Emergence of Post Liberators to change market dynamics
American demographers have a great way with words. When they found, post World War II, that there was an explosion in the birth rates, they coined a nice term to refer to this phenomenon:
American demographers have a great way with words. When they found, post World War II, that there was an explosion in the birth rates, they coined a nice term to refer to this phenomenon: Baby Boom. As these post-world war II babies started growing up, they started behaving very differently from their parents and their grand parents. They had not seen war or depression. They did not have to brave the wild west, the British colonial forces or even the poor Red Indians. The whole world loved America (if you don’t count the iron curtain countries; and they did not count) and these baby boomers could do no wrong.
In India, we are witnessing our own version of a baby boom and I am labeling these new boomers, Post Liberators. These are the now generation kids born a little before or after the liberalisation flag was waved by the then Prime Minister Narasimha Rao and the then finance minister Manmohan Singh. The date: July 24, 1991. These post liberators have are now approaching consumption age, with some in their first jobs. How will they behave as citizens, and how different will be their consumption behaviour?

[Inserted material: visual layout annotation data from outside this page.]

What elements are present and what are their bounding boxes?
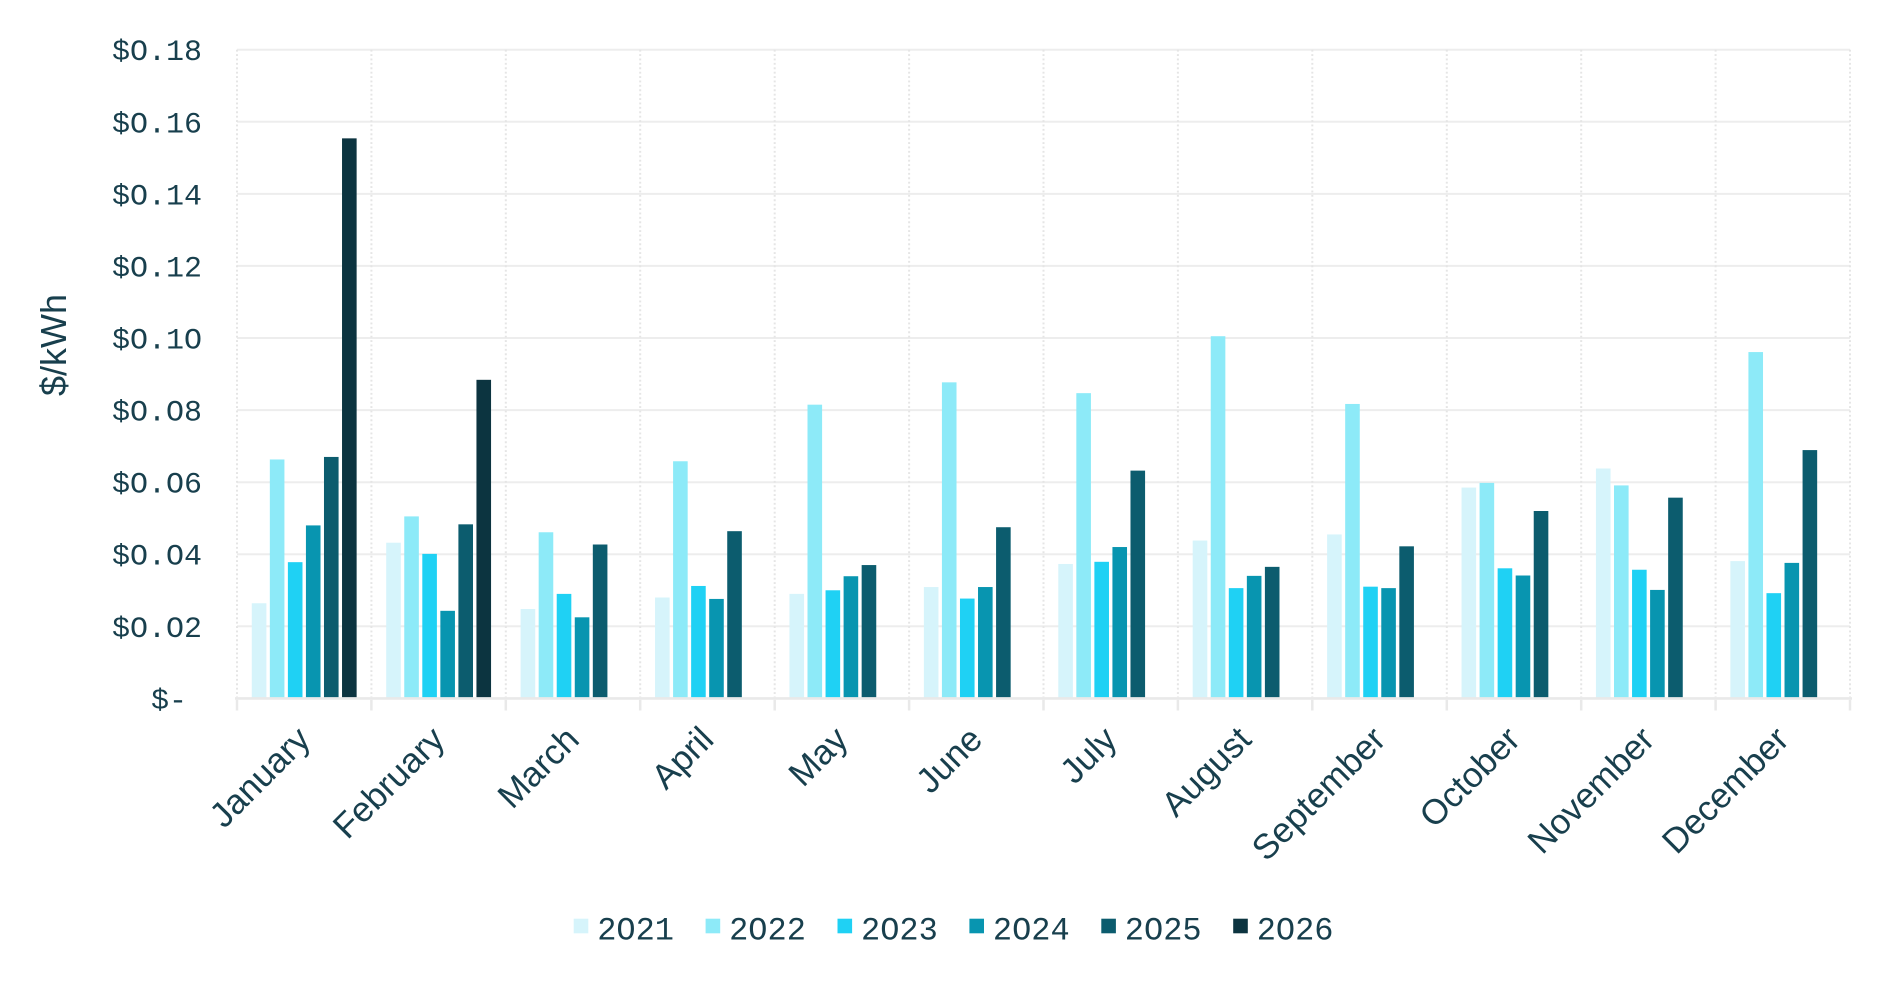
- svg-text:2O22: 2O22: [729, 913, 806, 950]
- svg-text:2O25: 2O25: [1125, 913, 1202, 950]
- svg-text:$O.18: $O.18: [112, 36, 202, 70]
- svg-text:$O.O4: $O.O4: [112, 541, 202, 575]
- svg-text:$-: $-: [151, 685, 187, 719]
- svg-text:$/kWh: $/kWh: [33, 294, 74, 396]
- svg-text:$O.12: $O.12: [112, 252, 202, 286]
- svg-text:2O21: 2O21: [597, 913, 674, 950]
- svg-text:$O.14: $O.14: [112, 180, 202, 214]
- svg-text:$O.16: $O.16: [112, 108, 202, 142]
- svg-text:$O.1O: $O.1O: [112, 325, 202, 359]
- svg-text:$O.O6: $O.O6: [112, 469, 202, 503]
- svg-text:$O.O8: $O.O8: [112, 397, 202, 431]
- svg-text:2O23: 2O23: [861, 913, 938, 950]
- svg-text:2O26: 2O26: [1257, 913, 1334, 950]
- svg-text:$O.O2: $O.O2: [112, 613, 202, 647]
- svg-text:2O24: 2O24: [993, 913, 1070, 950]
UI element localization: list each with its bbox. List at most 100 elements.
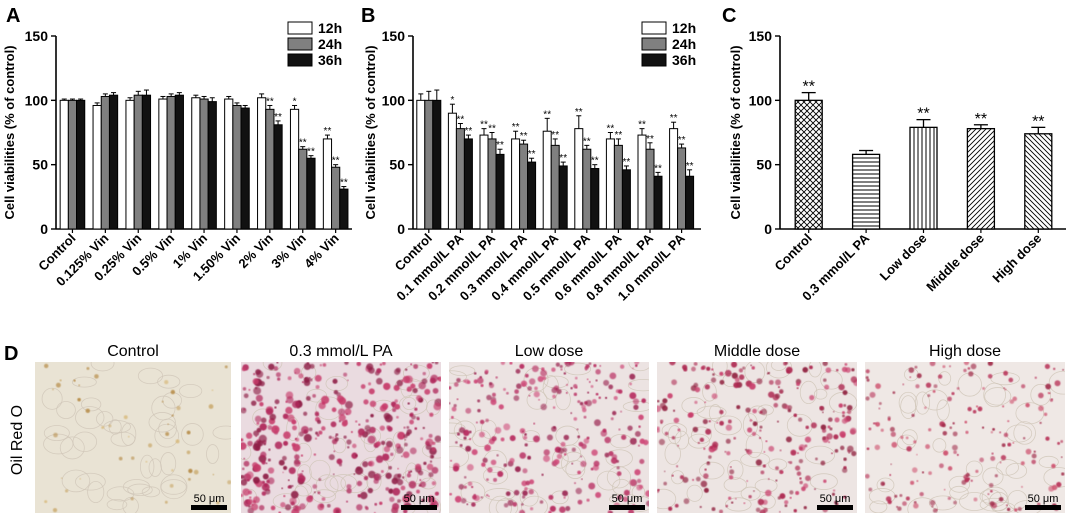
lipid-droplet	[522, 490, 528, 496]
lipid-droplet	[768, 445, 775, 452]
panel-a-bar	[67, 99, 78, 230]
lipid-droplet	[479, 431, 485, 438]
lipid-droplet	[822, 436, 826, 441]
lipid-droplet	[521, 480, 528, 487]
lipid-droplet	[241, 442, 247, 450]
lipid-droplet	[987, 493, 990, 496]
lipid-droplet	[415, 463, 422, 470]
panel-b-chart: B 0 50 100 150 Cell viabilities (% of contro…	[361, 5, 701, 304]
lipid-droplet	[455, 441, 458, 444]
cell-outline	[804, 445, 836, 465]
lipid-droplet	[264, 488, 271, 495]
scale-bar-label: 50 μm	[612, 493, 643, 505]
lipid-droplet	[593, 364, 597, 368]
lipid-droplet	[847, 409, 852, 415]
lipid-droplet	[476, 377, 484, 384]
lipid-droplet	[509, 435, 516, 442]
lipid-droplet	[431, 362, 435, 364]
lipid-droplet	[507, 499, 514, 506]
lipid-droplet	[798, 444, 806, 452]
lipid-droplet	[375, 455, 384, 463]
lipid-droplet	[123, 415, 128, 420]
lipid-droplet	[292, 425, 297, 431]
lipid-droplet	[773, 402, 779, 408]
cell-outline	[521, 495, 548, 513]
lipid-droplet	[145, 460, 148, 463]
lipid-droplet	[565, 506, 571, 512]
lipid-droplet	[575, 487, 582, 495]
panel-b-bar	[511, 138, 521, 230]
cell-outline	[983, 382, 1006, 408]
lipid-droplet	[368, 470, 376, 479]
lipid-droplet	[586, 378, 589, 381]
panel-a-legend-swatch	[287, 21, 313, 35]
cell-outline	[740, 486, 761, 501]
lipid-droplet	[429, 412, 434, 417]
lipid-droplet	[645, 500, 649, 507]
lipid-droplet	[633, 404, 639, 410]
lipid-droplet	[1061, 472, 1065, 476]
lipid-droplet	[1057, 441, 1061, 445]
cell-outline	[71, 376, 97, 388]
cell-outline	[813, 388, 828, 400]
panel-b-y-axis-label: Cell viabilities (% of control)	[363, 45, 378, 219]
lipid-droplet	[785, 362, 789, 365]
panel-a-y-tick-label: 0	[40, 221, 48, 237]
lipid-droplet	[1045, 383, 1052, 390]
cell-outline	[402, 397, 417, 410]
cell-outline	[1013, 421, 1036, 445]
lipid-droplet	[972, 409, 977, 414]
lipid-droplet	[513, 489, 520, 496]
lipid-droplet	[617, 494, 623, 501]
lipid-droplet	[1060, 440, 1064, 443]
lipid-droplet	[242, 488, 250, 496]
lipid-droplet	[823, 479, 827, 483]
lipid-droplet	[306, 495, 313, 503]
lipid-droplet	[951, 444, 958, 451]
lipid-droplet	[471, 485, 474, 489]
lipid-droplet	[573, 384, 578, 389]
lipid-droplet	[746, 480, 749, 482]
lipid-droplet	[831, 492, 836, 496]
lipid-droplet	[380, 440, 386, 446]
lipid-droplet	[1012, 441, 1015, 444]
lipid-droplet	[407, 402, 410, 405]
lipid-droplet	[975, 469, 979, 473]
lipid-droplet	[594, 419, 601, 427]
lipid-droplet	[1001, 443, 1006, 448]
lipid-droplet	[919, 491, 924, 497]
lipid-droplet	[380, 469, 384, 473]
lipid-droplet	[514, 466, 521, 473]
lipid-droplet	[953, 450, 957, 455]
cell-outline	[382, 437, 397, 462]
lipid-droplet	[477, 399, 481, 403]
lipid-droplet	[549, 505, 556, 512]
lipid-droplet	[832, 489, 836, 492]
lipid-droplet	[894, 494, 898, 498]
lipid-droplet	[758, 436, 762, 440]
lipid-droplet	[176, 405, 181, 411]
lipid-droplet	[524, 433, 527, 436]
lipid-droplet	[768, 379, 774, 385]
lipid-droplet	[376, 441, 381, 447]
lipid-droplet	[910, 480, 915, 485]
lipid-droplet	[1007, 420, 1010, 423]
lipid-droplet	[703, 447, 706, 450]
lipid-droplet	[450, 415, 454, 419]
lipid-droplet	[313, 491, 316, 494]
lipid-droplet	[553, 426, 556, 429]
lipid-droplet	[454, 495, 462, 503]
lipid-droplet	[968, 371, 974, 377]
lipid-droplet	[410, 412, 414, 416]
lipid-droplet	[733, 382, 740, 389]
lipid-droplet	[315, 385, 320, 389]
lipid-droplet	[843, 495, 847, 499]
cell-outline	[820, 370, 843, 390]
lipid-droplet	[344, 408, 352, 416]
lipid-droplet	[293, 459, 301, 467]
lipid-droplet	[548, 494, 554, 500]
lipid-droplet	[528, 378, 536, 385]
lipid-droplet	[130, 456, 135, 460]
cell-outline	[898, 391, 918, 414]
lipid-droplet	[780, 471, 784, 474]
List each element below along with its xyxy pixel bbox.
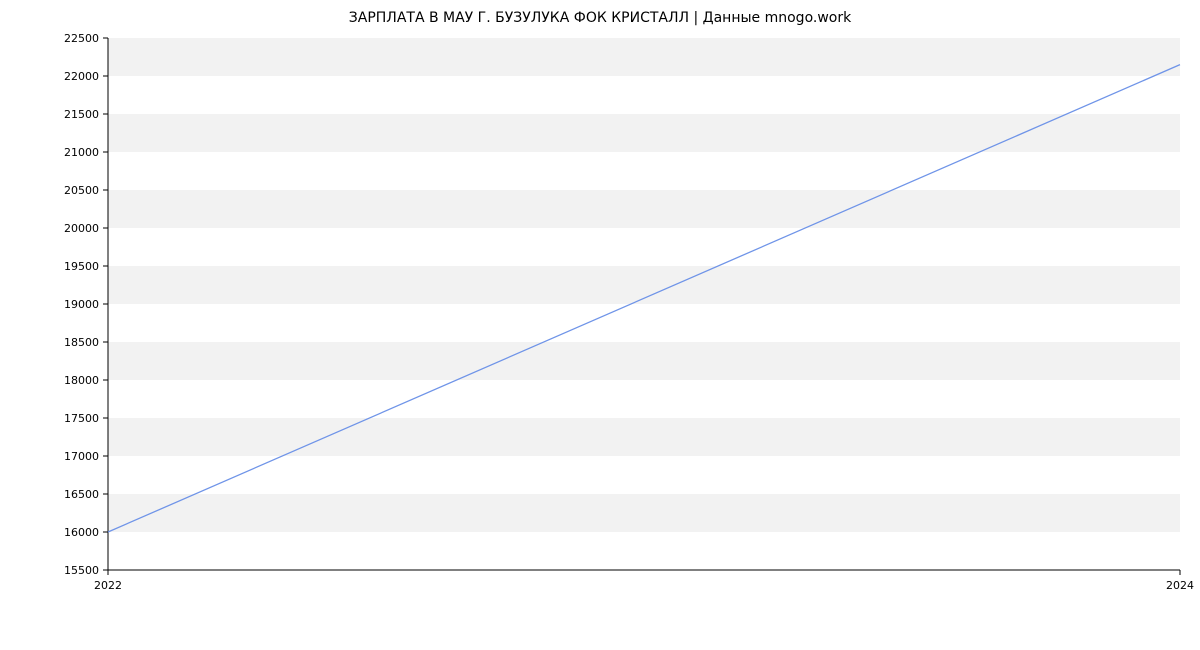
y-tick-label: 22500	[64, 32, 99, 45]
grid-band	[108, 418, 1180, 456]
y-tick-label: 20500	[64, 184, 99, 197]
y-tick-label: 18000	[64, 374, 99, 387]
y-tick-label: 22000	[64, 70, 99, 83]
grid-band	[108, 114, 1180, 152]
grid-band	[108, 342, 1180, 380]
y-tick-label: 17500	[64, 412, 99, 425]
y-tick-label: 17000	[64, 450, 99, 463]
salary-line-chart: ЗАРПЛАТА В МАУ Г. БУЗУЛУКА ФОК КРИСТАЛЛ …	[0, 0, 1200, 650]
y-tick-label: 18500	[64, 336, 99, 349]
x-tick-label: 2022	[94, 579, 122, 592]
x-tick-label: 2024	[1166, 579, 1194, 592]
y-tick-label: 19000	[64, 298, 99, 311]
chart-title: ЗАРПЛАТА В МАУ Г. БУЗУЛУКА ФОК КРИСТАЛЛ …	[0, 10, 1200, 26]
y-tick-label: 20000	[64, 222, 99, 235]
y-tick-label: 16000	[64, 526, 99, 539]
y-tick-label: 21000	[64, 146, 99, 159]
chart-svg: 15500 16000 16500 17000 17500 18000 18500 19000…	[0, 0, 1200, 650]
y-tick-label: 19500	[64, 260, 99, 273]
grid-band	[108, 190, 1180, 228]
y-tick-label: 16500	[64, 488, 99, 501]
y-tick-label: 15500	[64, 564, 99, 577]
y-tick-label: 21500	[64, 108, 99, 121]
grid-band	[108, 494, 1180, 532]
grid-band	[108, 38, 1180, 76]
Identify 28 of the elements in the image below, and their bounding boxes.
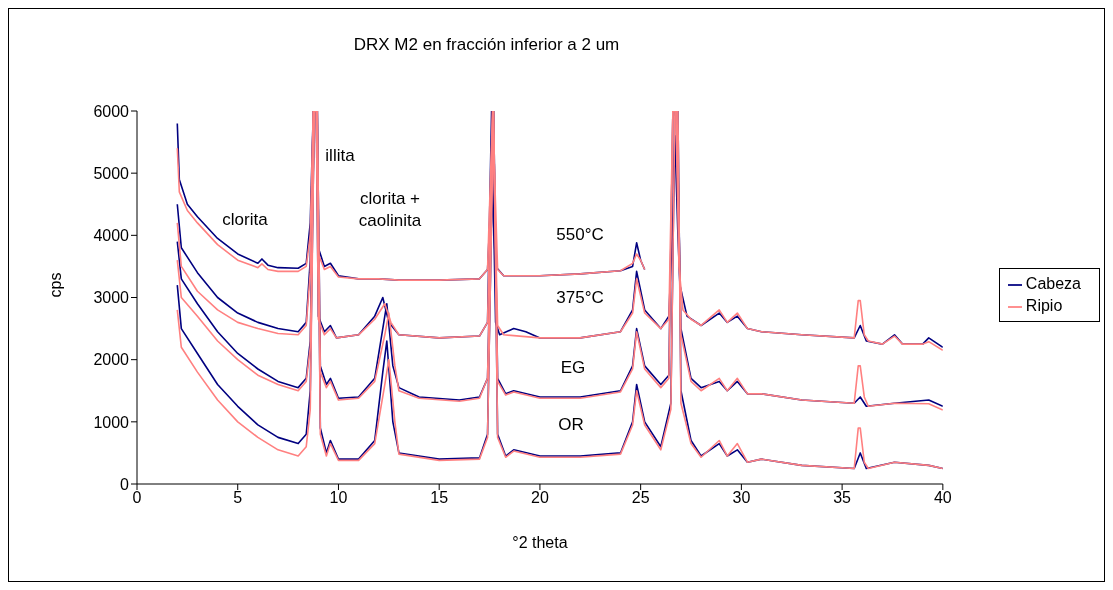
y-tick-label: 4000 <box>93 227 130 245</box>
annotation: EG <box>559 357 587 379</box>
y-tick-label: 3000 <box>93 289 130 307</box>
annotation: illita <box>324 145 356 167</box>
y-axis-title: cps <box>46 272 64 298</box>
annotation: 375°C <box>555 287 605 309</box>
x-tick-label: 0 <box>132 489 142 507</box>
annotation: OR <box>557 414 585 436</box>
y-tick-label: 0 <box>120 475 130 493</box>
y-tick-label: 1000 <box>93 413 130 431</box>
x-tick-label: 5 <box>233 489 243 507</box>
x-tick-label: 35 <box>833 489 852 507</box>
y-tick-label: 6000 <box>93 102 130 120</box>
chart-title: DRX M2 en fracción inferior a 2 um <box>352 35 621 55</box>
x-tick-label: 10 <box>329 489 348 507</box>
y-tick-label: 2000 <box>93 351 130 369</box>
x-axis-title: °2 theta <box>512 534 568 551</box>
annotation: 550°C <box>555 224 605 246</box>
x-tick-label: 15 <box>430 489 449 507</box>
x-tick-label: 40 <box>933 489 952 507</box>
x-tick-label: 30 <box>732 489 751 507</box>
annotation: clorita + caolinita <box>357 188 423 232</box>
x-tick-label: 20 <box>531 489 549 507</box>
x-tick-label: 25 <box>631 489 650 507</box>
y-tick-label: 5000 <box>93 164 130 182</box>
legend-label: Ripio <box>1025 297 1063 314</box>
legend-label: Cabeza <box>1025 275 1081 292</box>
annotation: clorita <box>221 209 269 231</box>
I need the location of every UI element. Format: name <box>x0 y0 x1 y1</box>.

Compared with the generations before them, the Post Liberators have grown in an India that is witnessing expanding choices: of education, jobs, careers to electronic goods, two wheelers, cars, phones and more. They have seen foreign brands enter the market and fail. They have seen Indian brands facing foreign brands and winning. They have seen Indian companies buying foreign companies. The latest I am told is the erstwhile East India Company, now a furniture and curio shop in south Mumbai!
No wonder we are seeing Indian consumers changing, as was pointed out in the article in the Harvard Business Review (October 2006) on the New Indian Consumer. The authors Ashok Gopal and Rajesh Srinivasan point out three distinct trends: Indians are getting more materialistic, consumerism is becoming a way of life in India and foreign is passé, Indian is paramount.
It is possibly a mistake to assume that the whole country has adopted the consumerism mantra. It is likely that these new trends are being driven by the post liberators, in the bigger cities. It is likely that the younger lot, the post liberators and their immediate seniors, are driving this new sentiment.
We will need to develop new rules of engagement with these post liberators. The first step may very well be the acknowledgment of the fact that the new Indian consumer is going to be calling the tune, and get our ears tuned to hear their song. Just like the US marketers created products and services to especially cater to the Baby Boomers, it is now time for Indian marketers to start planning and take the Post Liberators seriously.